I learned early on in my career as a financial advisor that my job is to help clients access their own wisdom to make their own right choices. It is not about cajoling or coaxing them into doing things they really don't want or care to do.
Case in point: I recently met with a couple in their early 60s. The husband has a high-paying, demanding job in a rapidly changing industry. He works 60+ hours a week and is constantly complaining to his wife that he's exhausted and has often lamented that he's working himself into an early grave. Keep in mind that this couple is a good financial steward and over the years have amassed several million dollars in assets. Despite their good fortune, they are both worried about having enough money to retire and maintain their lifestyle.
This is a common concern. I have yet to meet a couple that is excited about retiring and being forced to live a more modest lifestyle. I totally understand. The question we each need to ask ourselves -- what is our definition of lifestyle?
Most people define lifestyle in terms of consumption -- the homes we live in, the cars we drive and the vacations we take. I think of lifestyle more broadly as the style in which we lives our lives. This definition includes what we consume, but also much more. Let me give you an example. I asked the couple to consider two scenarios:
1. The husband could continue on his current path working a grueling 60 hours per week in a stressful job for another five to 10 years. He and his wife could continue to trade in their cars every three years, travel four weeks a year to exotic destinations and enjoy luxury accommodations, spend thousands each year on new clothes, and dine at the finest restaurants in town. It is hard to know the impact this lifestyle will have on his health, his closest relationships, and his sense of personal satisfaction and fulfillment.
2. Alternatively, the husband could move to a less demanding and stressful job, work 40 hours per week doing what he loved and take a 50 percent pay cut. In this scenario, our husband would have 20 additional hours a week to spend time with family and friends, explore new interests and passions, have time to exercise and volunteer in his community. Instead of trading in their cars every three years, they would hold onto them for about seven years. The couple would still have ample money to travel four weeks a year, but their trips would be mostly domestic. While their accommodations would not be five-star hotels, they would stay in nice bed and breakfasts.
Which scenario offers this couple a better lifestyle? That is the ultimate question and one your financial advisor should not answer for you. The choice is one each of us needs to make for ourselves. There are no right or wrong answers, but almost all choices have both costs and benefits. What your advisor can and should do is help spell out all your options so you can make the choice that is right for you.
As you consider which scenario might be right for you, remember that there will always be tradeoffs, but it is important to recognize that for virtually all of us, time -- not money -- is often our scarcest resource.
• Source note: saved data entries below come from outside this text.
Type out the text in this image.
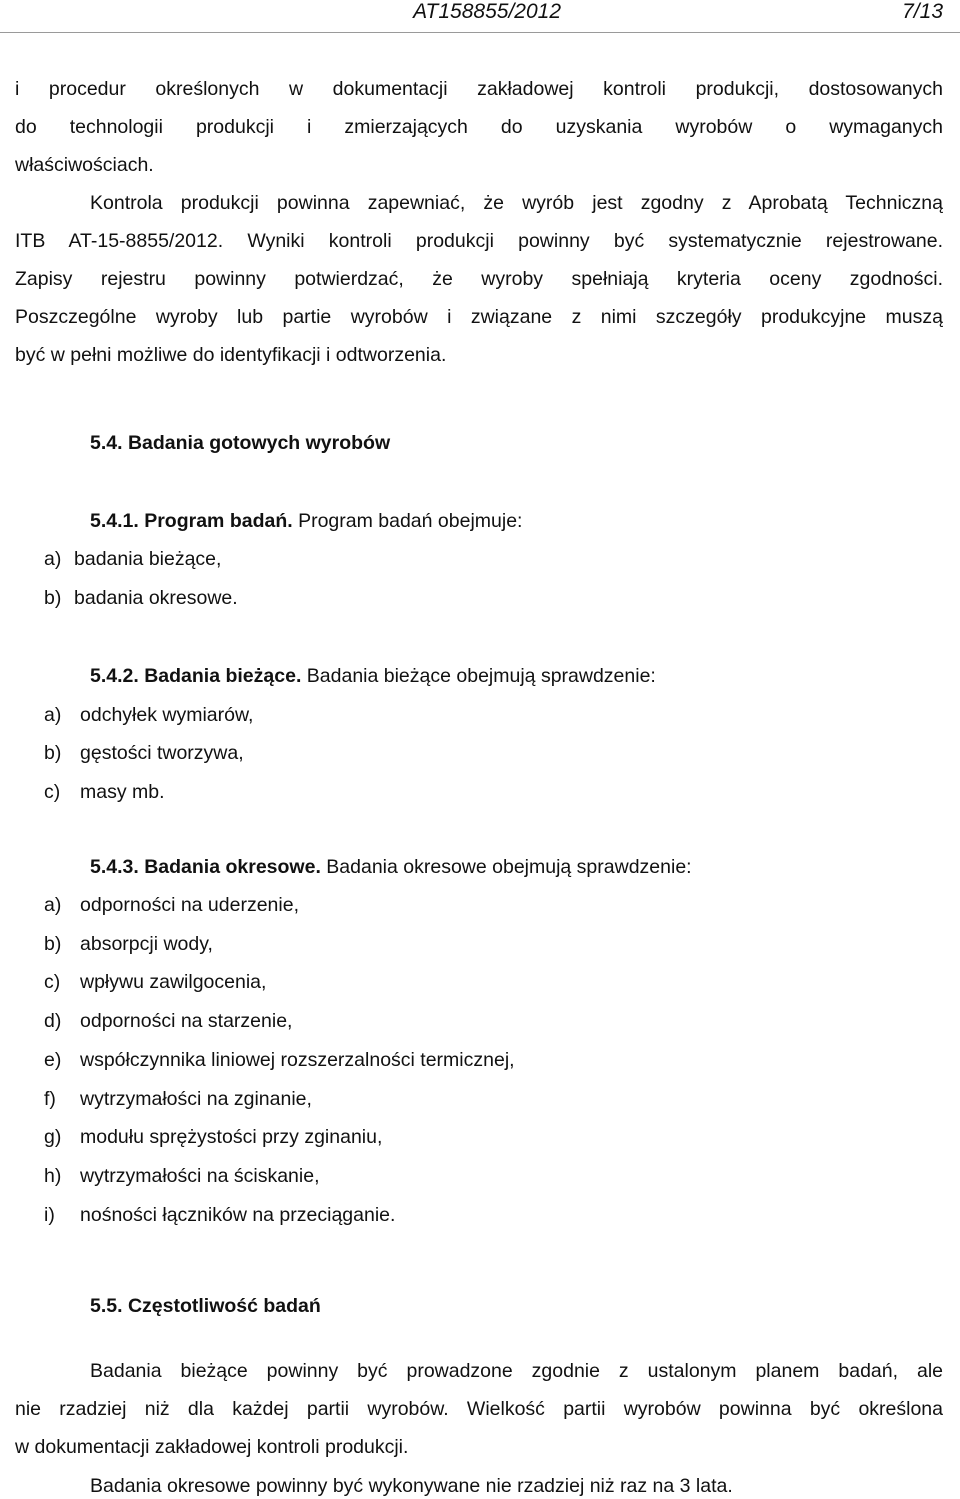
AT158855/2012	7/13
i procedur określonych w dokumentacji zakładowej kontroli produkcji, dostosowanych
do technologii produkcji i zmierzających do uzyskania wyrobów o wymaganych
właściwościach.
Kontrola produkcji powinna zapewniać, że wyrób jest zgodny z Aprobatą Techniczną
ITB AT-15-8855/2012. Wyniki kontroli produkcji powinny być systematycznie rejestrowane.
Zapisy rejestru powinny potwierdzać, że wyroby spełniają kryteria oceny zgodności.
Poszczególne wyroby lub partie wyrobów i związane z nimi szczegóły produkcyjne muszą
być w pełni możliwe do identyfikacji i odtworzenia.
5.4. Badania gotowych wyrobów
5.4.1. Program badań. Program badań obejmuje:
a) badania bieżące,
b) badania okresowe.
5.4.2. Badania bieżące. Badania bieżące obejmują sprawdzenie:
a) odchyłek wymiarów,
b) gęstości tworzywa,
c) masy mb.
5.4.3. Badania okresowe. Badania okresowe obejmują sprawdzenie:
a) odporności na uderzenie,
b) absorpcji wody,
c) wpływu zawilgocenia,
d) odporności na starzenie,
e) współczynnika liniowej rozszerzalności termicznej,
f) wytrzymałości na zginanie,
g) modułu sprężystości przy zginaniu,
h) wytrzymałości na ściskanie,
i) nośności łączników na przeciąganie.
5.5. Częstotliwość badań
Badania bieżące powinny być prowadzone zgodnie z ustalonym planem badań, ale
nie rzadziej niż dla każdej partii wyrobów. Wielkość partii wyrobów powinna być określona
w dokumentacji zakładowej kontroli produkcji.
Badania okresowe powinny być wykonywane nie rzadziej niż raz na 3 lata.
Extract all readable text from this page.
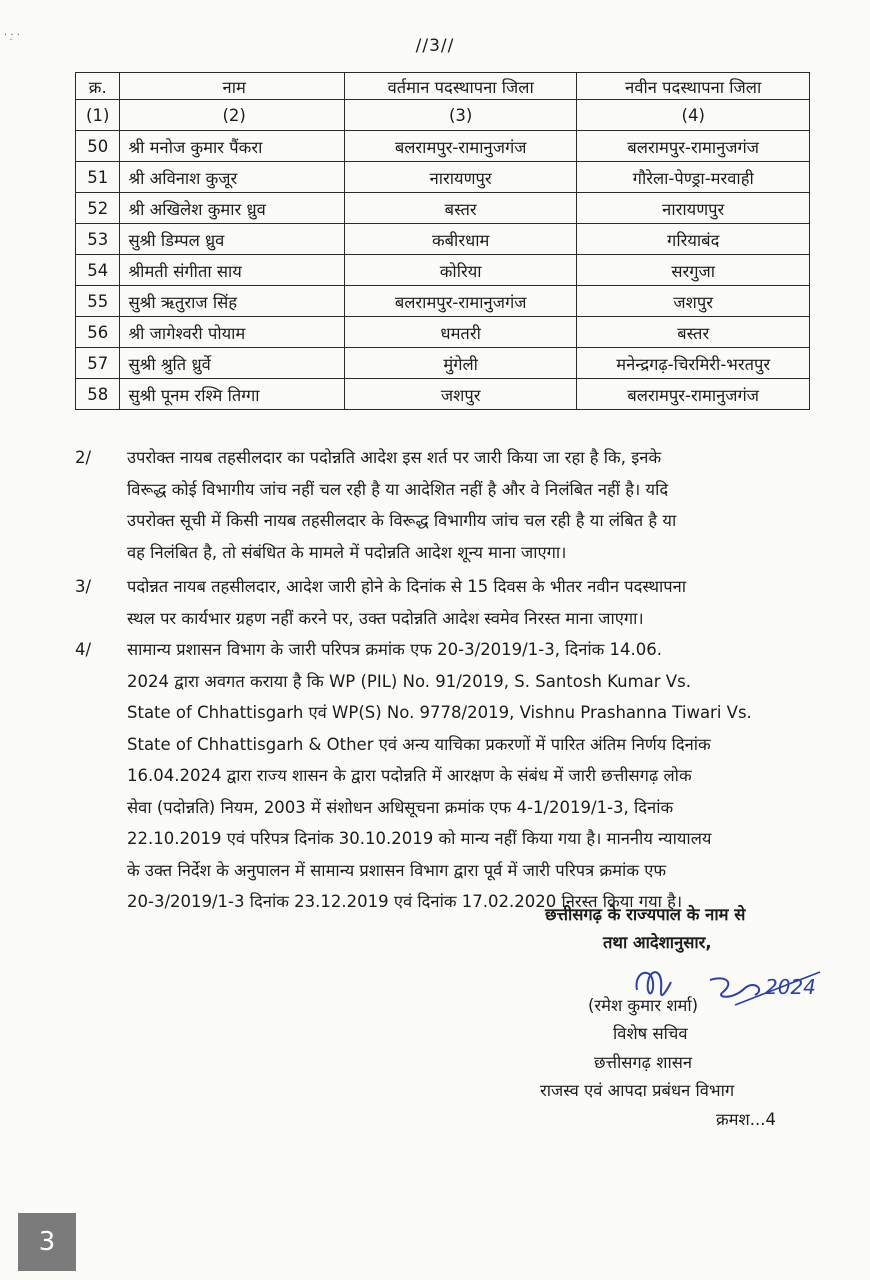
· ·̣ ·
//3//
क्र.	नाम	वर्तमान पदस्थापना जिला	नवीन पदस्थापना जिला
(1)	(2)	(3)	(4)
50	श्री मनोज कुमार पैंकरा	बलरामपुर-रामानुजगंज	बलरामपुर-रामानुजगंज
51	श्री अविनाश कुजूर	नारायणपुर	गौरेला-पेण्ड्रा-मरवाही
52	श्री अखिलेश कुमार ध्रुव	बस्तर	नारायणपुर
53	सुश्री डिम्पल ध्रुव	कबीरधाम	गरियाबंद
54	श्रीमती संगीता साय	कोरिया	सरगुजा
55	सुश्री ऋतुराज सिंह	बलरामपुर-रामानुजगंज	जशपुर
56	श्री जागेश्वरी पोयाम	धमतरी	बस्तर
57	सुश्री श्रुति ध्रुर्वे	मुंगेली	मनेन्द्रगढ़-चिरमिरी-भरतपुर
58	सुश्री पूनम रश्मि तिग्गा	जशपुर	बलरामपुर-रामानुजगंज
2/	उपरोक्त नायब तहसीलदार का पदोन्नति आदेश इस शर्त पर जारी किया जा रहा है कि, इनके
विरूद्ध कोई विभागीय जांच नहीं चल रही है या आदेशित नहीं है और वे निलंबित नहीं है। यदि
उपरोक्त सूची में किसी नायब तहसीलदार के विरूद्ध विभागीय जांच चल रही है या लंबित है या
वह निलंबित है, तो संबंधित के मामले में पदोन्नति आदेश शून्य माना जाएगा।
3/	पदोन्नत नायब तहसीलदार, आदेश जारी होने के दिनांक से 15 दिवस के भीतर नवीन पदस्थापना
स्थल पर कार्यभार ग्रहण नहीं करने पर, उक्त पदोन्नति आदेश स्वमेव निरस्त माना जाएगा।
4/	सामान्य प्रशासन विभाग के जारी परिपत्र क्रमांक एफ 20-3/2019/1-3, दिनांक 14.06.
2024 द्वारा अवगत कराया है कि WP (PIL) No. 91/2019, S. Santosh Kumar Vs.
State of Chhattisgarh एवं WP(S) No. 9778/2019, Vishnu Prashanna Tiwari Vs.
State of Chhattisgarh & Other एवं अन्य याचिका प्रकरणों में पारित अंतिम निर्णय दिनांक
16.04.2024 द्वारा राज्य शासन के द्वारा पदोन्नति में आरक्षण के संबंध में जारी छत्तीसगढ़ लोक
सेवा (पदोन्नति) नियम, 2003 में संशोधन अधिसूचना क्रमांक एफ 4-1/2019/1-3, दिनांक
22.10.2019 एवं परिपत्र दिनांक 30.10.2019 को मान्य नहीं किया गया है। माननीय न्यायालय
के उक्त निर्देश के अनुपालन में सामान्य प्रशासन विभाग द्वारा पूर्व में जारी परिपत्र क्रमांक एफ
20-3/2019/1-3 दिनांक 23.12.2019 एवं दिनांक 17.02.2020 निरस्त किया गया है।
छत्तीसगढ़ के राज्यपाल के नाम से
तथा आदेशानुसार,
2024
(रमेश कुमार शर्मा)
विशेष सचिव
छत्तीसगढ़ शासन
राजस्व एवं आपदा प्रबंधन विभाग
क्रमश...4
3
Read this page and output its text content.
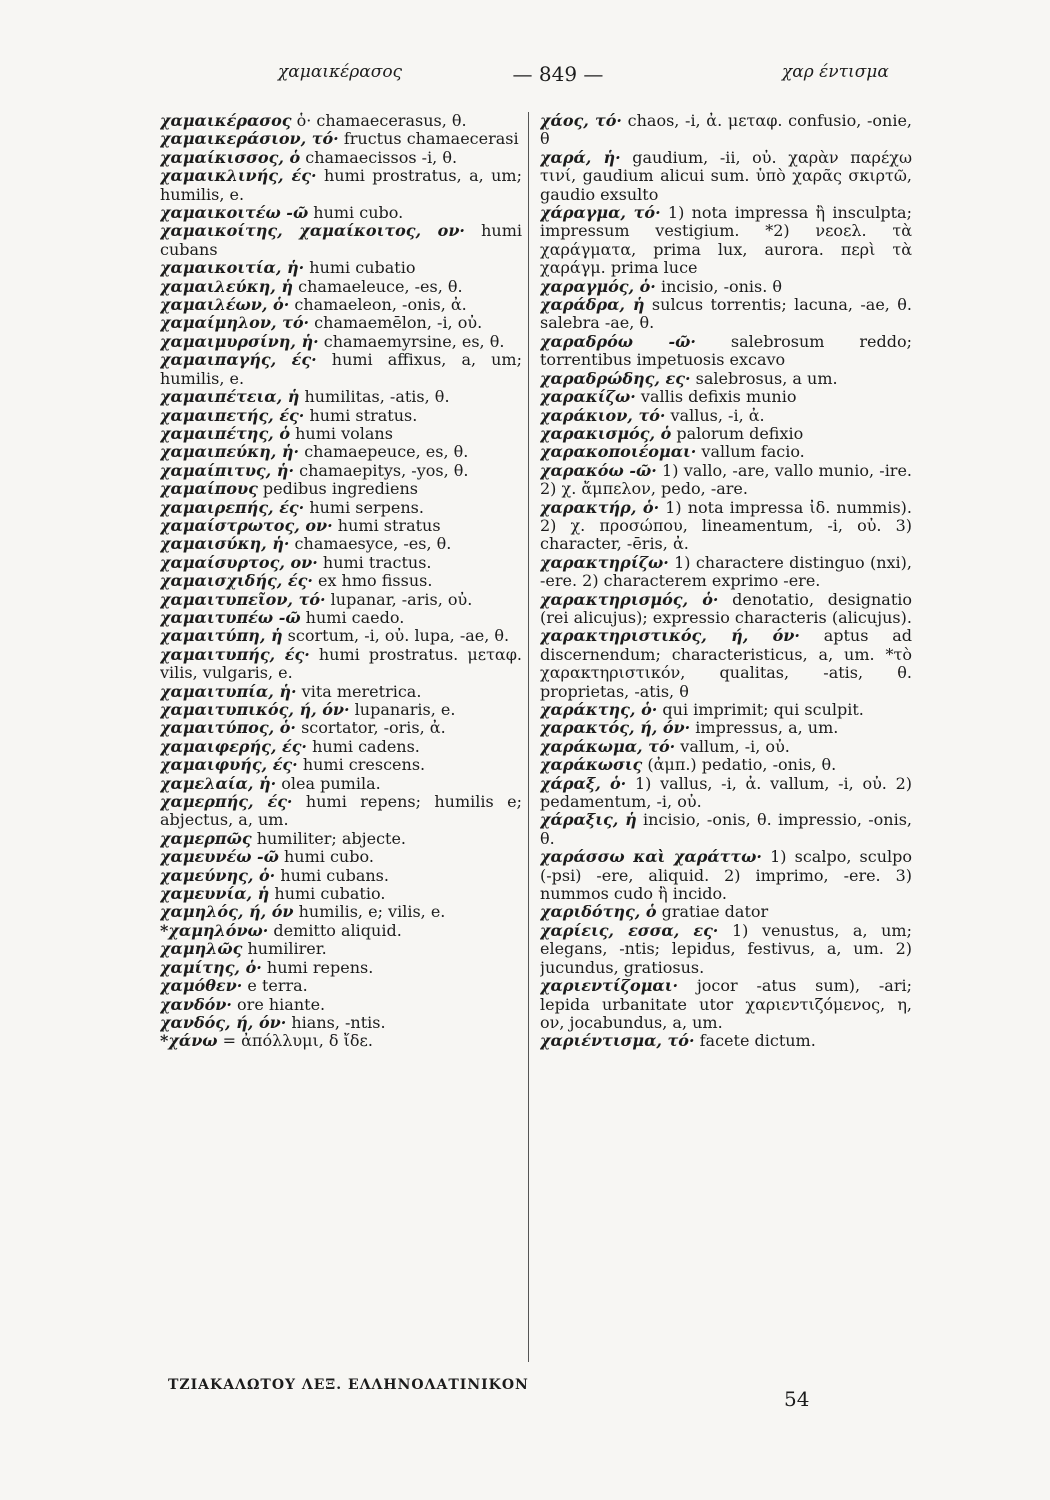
χαμαικέρασος	— 849 —	χαρ έντισμα

χαμαικέρασος ὁ· chamaecerasus, θ.

χαμαικεράσιον, τό· fructus chamaecerasi

χαμαίκισσος, ὁ chamaecissos -i, θ.

χαμαικλινής, ές· humi prostratus, a, um; humilis, e.

χαμαικοιτέω -ῶ humi cubo.

χαμαικοίτης, χαμαίκοιτος, ον· humi cubans

χαμαικοιτία, ἡ· humi cubatio

χαμαιλεύκη, ἡ chamaeleuce, -es, θ.

χαμαιλέων, ὁ· chamaeleon, -onis, ἀ.

χαμαίμηλον, τό· chamaemēlon, -i, οὐ.

χαμαιμυρσίνη, ἡ· chamaemyrsine, es, θ.

χαμαιπαγής, ές· humi affixus, a, um; humilis, e.

χαμαιπέτεια, ἡ humilitas, -atis, θ.

χαμαιπετής, ές· humi stratus.

χαμαιπέτης, ὁ humi volans

χαμαιπεύκη, ἡ· chamaepeuce, es, θ.

χαμαίπιτυς, ἡ· chamaepitys, -yos, θ.

χαμαίπους pedibus ingrediens

χαμαιρεπής, ές· humi serpens.

χαμαίστρωτος, ον· humi stratus

χαμαισύκη, ἡ· chamaesyce, -es, θ.

χαμαίσυρτος, ον· humi tractus.

χαμαισχιδής, ές· ex hmo fissus.

χαμαιτυπεῖον, τό· lupanar, -aris, οὐ.

χαμαιτυπέω -ῶ humi caedo.

χαμαιτύπη, ἡ scortum, -i, οὐ. lupa, -ae, θ.

χαμαιτυπής, ές· humi prostratus. μεταφ. vilis, vulgaris, e.

χαμαιτυπία, ἡ· vita meretrica.

χαμαιτυπικός, ή, όν· lupanaris, e.

χαμαιτύπος, ὁ· scortator, -oris, ἀ.

χαμαιφερής, ές· humi cadens.

χαμαιφυής, ές· humi crescens.

χαμελαία, ἡ· olea pumila.

χαμερπής, ές· humi repens; humilis e; abjectus, a, um.

χαμερπῶς humiliter; abjecte.

χαμευνέω -ῶ humi cubo.

χαμεύνης, ὁ· humi cubans.

χαμευνία, ἡ humi cubatio.

χαμηλός, ή, όν humilis, e; vilis, e.

*χαμηλόνω· demitto aliquid.

χαμηλῶς humilirer.

χαμίτης, ὁ· humi repens.

χαμόθεν· e terra.

χανδόν· ore hiante.

χανδός, ή, όν· hians, -ntis.

*χάνω = ἀπόλλυμι, δ ἴδε.

χάος, τό· chaos, -i, ἀ. μεταφ. confusio, -onie, θ

χαρά, ἡ· gaudium, -ii, οὐ. χαρὰν παρέχω τινί, gaudium alicui sum. ὑπὸ χαρᾶς σκιρτῶ, gaudio exsulto

χάραγμα, τό· 1) nota impressa ἢ insculpta; impressum vestigium. *2) νεοελ. τὰ χαράγματα, prima lux, aurora. περὶ τὰ χαράγμ. prima luce

χαραγμός, ὁ· incisio, -onis. θ

χαράδρα, ἡ sulcus torrentis; lacuna, -ae, θ. salebra -ae, θ.

χαραδρόω -ῶ· salebrosum reddo; torrentibus impetuosis excavo

χαραδρώδης, ες· salebrosus, a um.

χαρακίζω· vallis defixis munio

χαράκιον, τό· vallus, -i, ἀ.

χαρακισμός, ὁ palorum defixio

χαρακοποιέομαι· vallum facio.

χαρακόω -ῶ· 1) vallo, -are, vallo munio, -ire. 2) χ. ἄμπελον, pedo, -are.

χαρακτήρ, ὁ· 1) nota impressa ἰδ. nummis). 2) χ. προσώπου, lineamentum, -i, οὐ. 3) character, -ēris, ἀ.

χαρακτηρίζω· 1) charactere distinguo (nxi), -ere. 2) characterem exprimo -ere.

χαρακτηρισμός, ὁ· denotatio, designatio (rei alicujus); expressio characteris (alicujus).

χαρακτηριστικός, ή, όν· aptus ad discernendum; characteristicus, a, um. *τὸ χαρακτηριστικόν, qualitas, -atis, θ. proprietas, -atis, θ

χαράκτης, ὁ· qui imprimit; qui sculpit.

χαρακτός, ή, όν· impressus, a, um.

χαράκωμα, τό· vallum, -i, οὐ.

χαράκωσις (ἀμπ.) pedatio, -onis, θ.

χάραξ, ὁ· 1) vallus, -i, ἀ. vallum, -i, οὐ. 2) pedamentum, -i, οὐ.

χάραξις, ἡ incisio, -onis, θ. impressio, -onis, θ.

χαράσσω καὶ χαράττω· 1) scalpo, sculpo (-psi) -ere, aliquid. 2) imprimo, -ere. 3) nummos cudo ἢ incido.

χαριδότης, ὁ gratiae dator

χαρίεις, εσσα, ες· 1) venustus, a, um; elegans, -ntis; lepidus, festivus, a, um. 2) jucundus, gratiosus.

χαριεντίζομαι· jocor -atus sum), -ari; lepida urbanitate utor χαριεντιζόμενος, η, ον, jocabundus, a, um.

χαριέντισμα, τό· facete dictum.

ΤΖΙΑΚΑΛΩΤΟΥ ΛΕΞ. ΕΛΛΗΝΟΛΑΤΙΝΙΚΟΝ
54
After all, what good is money if we never have the time for the things and experiences our wealth allows us to enjoy? To enrich our lifestyle, we must think about how to enhance the quality of the time we have left.
For some of us, that might mean working at a job we don't like so we can live in our beautiful home, experience high-end, luxury trips, and drive the cars we want. For this group, it is about having the money to live where we want, and do what we want in our free time. To have that freedom, it might be worth staying at the difficult job. For others, it might mean finding a job that is less stressful, less demanding of our time, and pays us less. For this group, it might be worth consuming less to reduce stress, enjoy work more, and free up time to pursue other interests and passions.
What choice is right for you? What is enough for you?